Permutation Questions assuming that each letter can appear at most once in an arrangement Assuming that each letter can appear at most once in an arrangement, how many ways are there to arrange 10 letters taken from the alphabet a-z such that:
Exactly one of a and z appears in the arrangement?
z and a appear and are adjacent to each other in the arrangement?
For the first one, my current answer is 24!/15! as it would be 1 in the first spot which is locked up by a or z, then 24 letters left to go into 9 more spaces, decreasing by 1 each time due to no duplicates.
For the second, I thought it would be az, which could go into 5 spots so 5!, then 24!/16! in the remaining 8 spots, but that seems too large.
 A: The first question:

How many ways are there to arrange $10$ letters taken from the alphabet a - z such that exactly one of a and z appears in the arrangement?

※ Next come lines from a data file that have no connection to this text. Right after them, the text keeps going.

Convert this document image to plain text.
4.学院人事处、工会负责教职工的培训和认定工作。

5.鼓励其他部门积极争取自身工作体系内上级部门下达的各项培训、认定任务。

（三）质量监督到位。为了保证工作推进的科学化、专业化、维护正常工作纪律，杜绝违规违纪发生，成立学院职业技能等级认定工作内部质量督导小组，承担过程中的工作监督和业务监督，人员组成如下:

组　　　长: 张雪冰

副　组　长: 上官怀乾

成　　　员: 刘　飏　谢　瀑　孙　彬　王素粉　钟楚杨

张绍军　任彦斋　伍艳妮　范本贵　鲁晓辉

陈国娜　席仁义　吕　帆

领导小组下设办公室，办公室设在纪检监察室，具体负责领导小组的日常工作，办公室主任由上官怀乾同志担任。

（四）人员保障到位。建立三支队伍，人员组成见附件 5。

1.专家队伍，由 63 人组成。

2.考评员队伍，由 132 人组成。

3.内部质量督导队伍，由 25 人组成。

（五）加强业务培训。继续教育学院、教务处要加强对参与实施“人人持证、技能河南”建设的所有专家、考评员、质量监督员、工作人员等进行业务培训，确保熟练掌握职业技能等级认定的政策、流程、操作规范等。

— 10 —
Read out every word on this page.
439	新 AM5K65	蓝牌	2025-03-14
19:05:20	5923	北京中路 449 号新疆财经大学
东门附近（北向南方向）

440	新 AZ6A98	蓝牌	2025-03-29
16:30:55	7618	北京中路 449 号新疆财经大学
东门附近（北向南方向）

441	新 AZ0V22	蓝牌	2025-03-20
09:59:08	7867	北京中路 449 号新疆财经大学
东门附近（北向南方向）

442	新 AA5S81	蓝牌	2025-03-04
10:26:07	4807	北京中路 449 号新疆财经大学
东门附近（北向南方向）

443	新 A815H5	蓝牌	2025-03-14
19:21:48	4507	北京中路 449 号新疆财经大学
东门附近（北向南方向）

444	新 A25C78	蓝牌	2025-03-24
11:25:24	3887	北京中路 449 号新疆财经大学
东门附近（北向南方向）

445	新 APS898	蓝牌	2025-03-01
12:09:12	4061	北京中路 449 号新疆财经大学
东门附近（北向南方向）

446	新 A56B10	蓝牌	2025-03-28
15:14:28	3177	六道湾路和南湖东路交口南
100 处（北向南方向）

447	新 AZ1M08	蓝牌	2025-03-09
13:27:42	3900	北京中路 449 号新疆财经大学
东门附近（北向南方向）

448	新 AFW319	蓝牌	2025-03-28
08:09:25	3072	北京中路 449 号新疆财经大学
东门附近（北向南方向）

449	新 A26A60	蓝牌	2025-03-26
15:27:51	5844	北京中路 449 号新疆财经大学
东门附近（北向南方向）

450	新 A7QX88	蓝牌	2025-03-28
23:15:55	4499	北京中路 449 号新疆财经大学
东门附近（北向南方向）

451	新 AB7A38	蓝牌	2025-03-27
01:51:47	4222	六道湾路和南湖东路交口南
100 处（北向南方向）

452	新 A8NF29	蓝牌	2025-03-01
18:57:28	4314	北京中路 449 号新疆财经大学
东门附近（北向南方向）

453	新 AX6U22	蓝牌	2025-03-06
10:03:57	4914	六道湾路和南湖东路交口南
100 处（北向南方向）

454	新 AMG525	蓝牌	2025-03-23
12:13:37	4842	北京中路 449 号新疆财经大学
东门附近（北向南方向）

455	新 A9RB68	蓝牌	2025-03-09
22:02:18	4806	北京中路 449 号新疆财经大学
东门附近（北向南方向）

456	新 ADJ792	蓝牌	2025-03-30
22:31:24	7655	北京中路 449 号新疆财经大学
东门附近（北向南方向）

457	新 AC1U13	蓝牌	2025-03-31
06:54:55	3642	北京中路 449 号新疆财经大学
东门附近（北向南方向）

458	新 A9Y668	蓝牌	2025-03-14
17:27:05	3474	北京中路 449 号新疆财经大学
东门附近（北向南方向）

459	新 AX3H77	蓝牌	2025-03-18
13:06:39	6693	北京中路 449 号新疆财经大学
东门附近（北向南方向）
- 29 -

You have not taken into account whether a or z has been selected or where it is located.
Choose whether a or z appears in the arrangement.  Choose which of the ten positions it occupies.  From the remaining $24$ letters (other than a and z), choose which will fill the leftmost open position.  From the remaining $23$ letters (other than a and z and the other letter that has already been selected), choose which will fill the leftmost open position.  Continue until all ten positions have been filled.

 $$2 \cdot 10 \cdot 24 \cdot 23 \cdot 22 \cdot 21 \cdot 20 \cdot 19 \cdot 18 \cdot 17 \cdot 16 = 2 \cdot 10 \cdot \frac{24!}{15!}$$

The second question:

How many ways are there to arrange $10$ letters from the alphabet a - z such that a and z appear and are adjacent to each other in the arrangement?

You have not counted the number of places where the block containing a and z could appear correctly.  Also, you have to account for the order in which the letters a and z appear within the block.
Since the block containing a and z has length $2$, it must begin in one of the first nine positions.  Choose where the block begins.  Choose whether a or z appears first in the block.  Choose the letters for the remaining eight positions from the remaining $24$ letters, starting with the leftmost open position. 

  $$9 \cdot 2 \cdot 24 \cdot 23 \cdot 22 \cdot 21 \cdot 20 \cdot 19 \cdot 18 \cdot 17 = 9 \cdot 2 \cdot \frac{24!}{16!}$$